In keeping with our school's philosophy of an integrated approach to teaching through all grade levels, the Science Department recently welcomed the two Grade 1 classes for a special introduction to the Origin of Life on Earth.
Dr Erard welcomed the students to the Biology lab and proceeded to describe the origin of the earth and the appearance of the first unicellular life form. He walked the students through the evolutionary process that led to the appearance of news species through slow and incremental changes over a very long time. Students were informed that the big idea behind the session would be: "One Big Family".
Students got the opportunity to look at some evidence showing the similarities between organisms by observing cell structures of a number of different organisms such as bacteria, animals, and plants, through a microscope.
To put things into context, students then looked at a graphical timescale of human evolution over the past 300,000 years, and then were given some perspective of the entire process by stretching this timeline to 3.8 million years. Each student was given a magnetic card showing the image of a living organism, along with information about its taxonomy and age, and they were given the task of finding its place on the timescale projected on the board.

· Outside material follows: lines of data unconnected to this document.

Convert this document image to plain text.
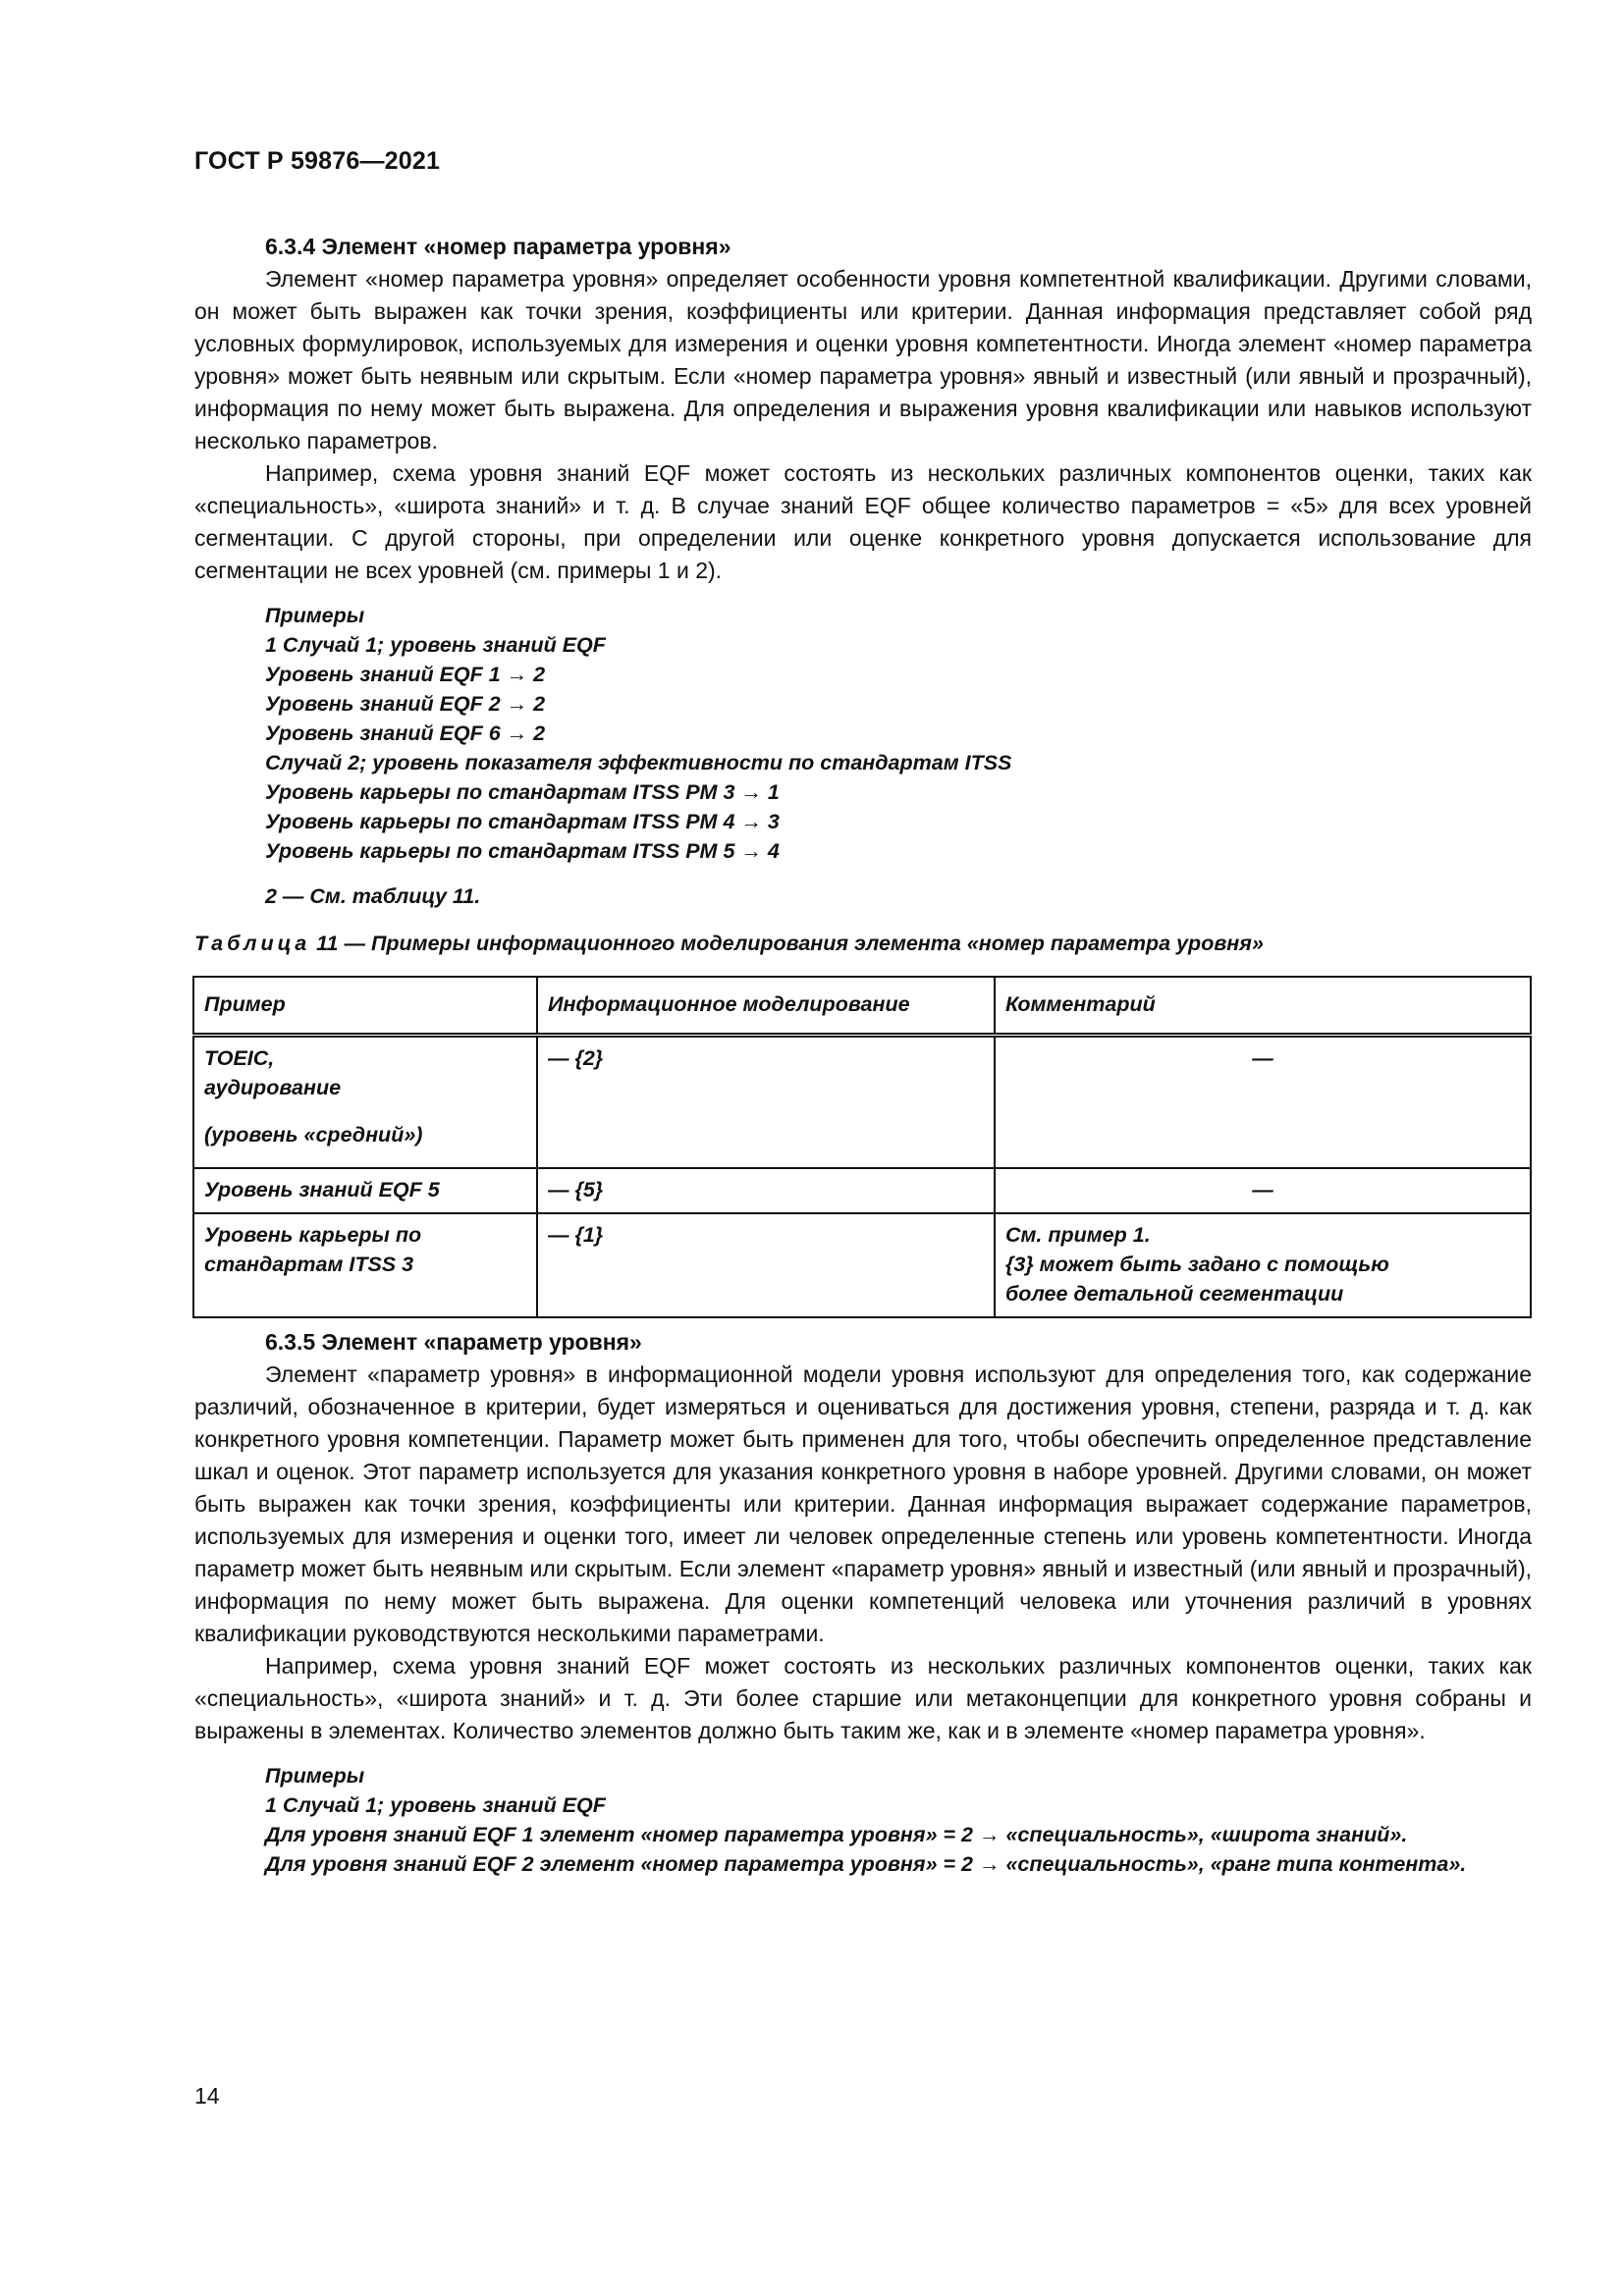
ГОСТ Р 59876—2021

6.3.4 Элемент «номер параметра уровня»

Элемент «номер параметра уровня» определяет особенности уровня компетентной квалификации. Другими словами, он может быть выражен как точки зрения, коэффициенты или критерии. Данная информация представляет собой ряд условных формулировок, используемых для измерения и оценки уровня компетентности. Иногда элемент «номер параметра уровня» может быть неявным или скрытым. Если «номер параметра уровня» явный и известный (или явный и прозрачный), информация по нему может быть выражена. Для определения и выражения уровня квалификации или навыков используют несколько параметров.

Например, схема уровня знаний EQF может состоять из нескольких различных компонентов оценки, таких как «специальность», «широта знаний» и т. д. В случае знаний EQF общее количество параметров = «5» для всех уровней сегментации. С другой стороны, при определении или оценке конкретного уровня допускается использование для сегментации не всех уровней (см. примеры 1 и 2).

Примеры

1 Случай 1; уровень знаний EQF

Уровень знаний EQF 1 → 2

Уровень знаний EQF 2 → 2

Уровень знаний EQF 6 → 2

Случай 2; уровень показателя эффективности по стандартам ITSS

Уровень карьеры по стандартам ITSS PM 3 → 1

Уровень карьеры по стандартам ITSS PM 4 → 3

Уровень карьеры по стандартам ITSS PM 5 → 4

2 — См. таблицу 11.

Таблица 11 — Примеры информационного моделирования элемента «номер параметра уровня»
Пример	Информационное моделирование	Комментарий

TOEIC,
аудирование
(уровень «средний»)	— {2}	—
Уровень знаний EQF 5	— {5}	—

Уровень карьеры по
стандартам ITSS 3
	— {1}	См. пример 1.
{3} может быть задано с помощью
более детальной сегментации

6.3.5 Элемент «параметр уровня»

Элемент «параметр уровня» в информационной модели уровня используют для определения того, как содержание различий, обозначенное в критерии, будет измеряться и оцениваться для достижения уровня, степени, разряда и т. д. как конкретного уровня компетенции. Параметр может быть применен для того, чтобы обеспечить определенное представление шкал и оценок. Этот параметр используется для указания конкретного уровня в наборе уровней. Другими словами, он может быть выражен как точки зрения, коэффициенты или критерии. Данная информация выражает содержание параметров, используемых для измерения и оценки того, имеет ли человек определенные степень или уровень компетентности. Иногда параметр может быть неявным или скрытым. Если элемент «параметр уровня» явный и известный (или явный и прозрачный), информация по нему может быть выражена. Для оценки компетенций человека или уточнения различий в уровнях квалификации руководствуются несколькими параметрами.

Например, схема уровня знаний EQF может состоять из нескольких различных компонентов оценки, таких как «специальность», «широта знаний» и т. д. Эти более старшие или метаконцепции для конкретного уровня собраны и выражены в элементах. Количество элементов должно быть таким же, как и в элементе «номер параметра уровня».

Примеры

1 Случай 1; уровень знаний EQF

Для уровня знаний EQF 1 элемент «номер параметра уровня» = 2 → «специальность», «широта знаний».

Для уровня знаний EQF 2 элемент «номер параметра уровня» = 2 → «специальность», «ранг типа контента».

14
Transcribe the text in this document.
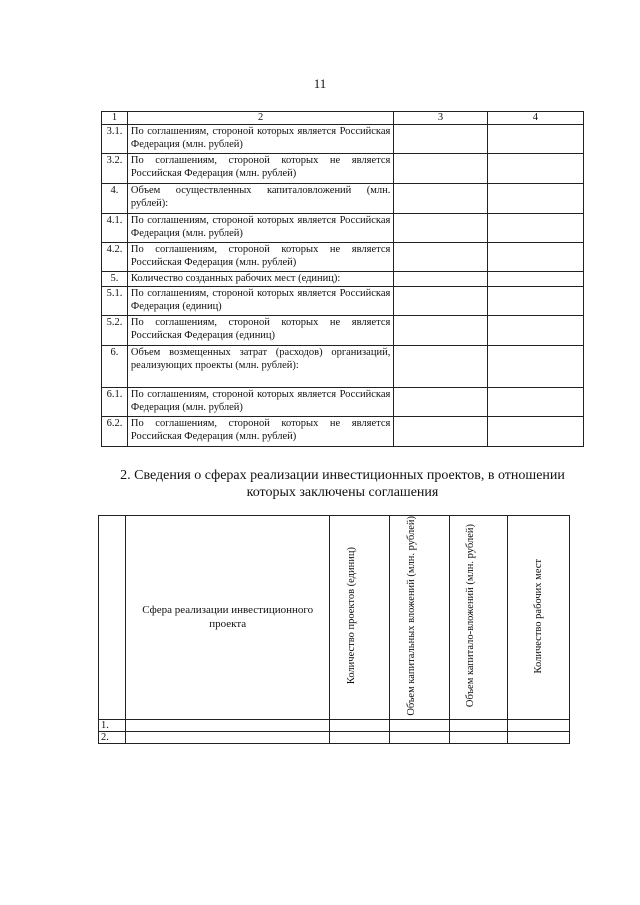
11
1	2	3	4
3.1.	По соглашениям, стороной которых является Российская Федерация (млн. рублей)		
3.2.	По соглашениям, стороной которых не является Российская Федерация (млн. рублей)		
4.	Объем осуществленных капиталовложений (млн. рублей):		
4.1.	По соглашениям, стороной которых является Российская Федерация (млн. рублей)		
4.2.	По соглашениям, стороной которых не является Российская Федерация (млн. рублей)		
5.	Количество созданных рабочих мест (единиц):		
5.1.	По соглашениям, стороной которых является Российская Федерация (единиц)		
5.2.	По соглашениям, стороной которых не является Российская Федерация (единиц)		
6.	Объем возмещенных затрат (расходов) организаций, реализующих проекты (млн. рублей):		
6.1.	По соглашениям, стороной которых является Российская Федерация (млн. рублей)		
6.2.	По соглашениям, стороной которых не является Российская Федерация (млн. рублей)		
2. Сведения о сферах реализации инвестиционных проектов, в отношении которых заключены соглашения
	Сфера реализации инвестиционного проекта	Количество проектов (единиц)	Объем капитальных вложений (млн. рублей)	Объем капитало-вложений (млн. рублей)	Количество рабочих мест
1.					
2.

Students were surprised to realize that all-time favorite dinosaurs like brachiosaurus tyrannosaurus never actually had to fight each other since they were separated by a whopping 83 million years. This is more than the time that separates tyrannosaurus and us! What a surprise to realize that ubiquitous reptiles actually both preceded, and survived the mighty dinosaurs!
To reinforce the notion, students were given the change to look at another hard (literally!) piece of evidence in the form of fossils from leaves, fish, and ammonite, some of the very organisms that they had just placed on the timescale.
In conclusion, students took a few minutes to put what they had just learned in the context of this year's school motto: "I Am, We Are", and to realize that indeed, we as humans are part of the same big family of all living things that have populated the earth during its long history.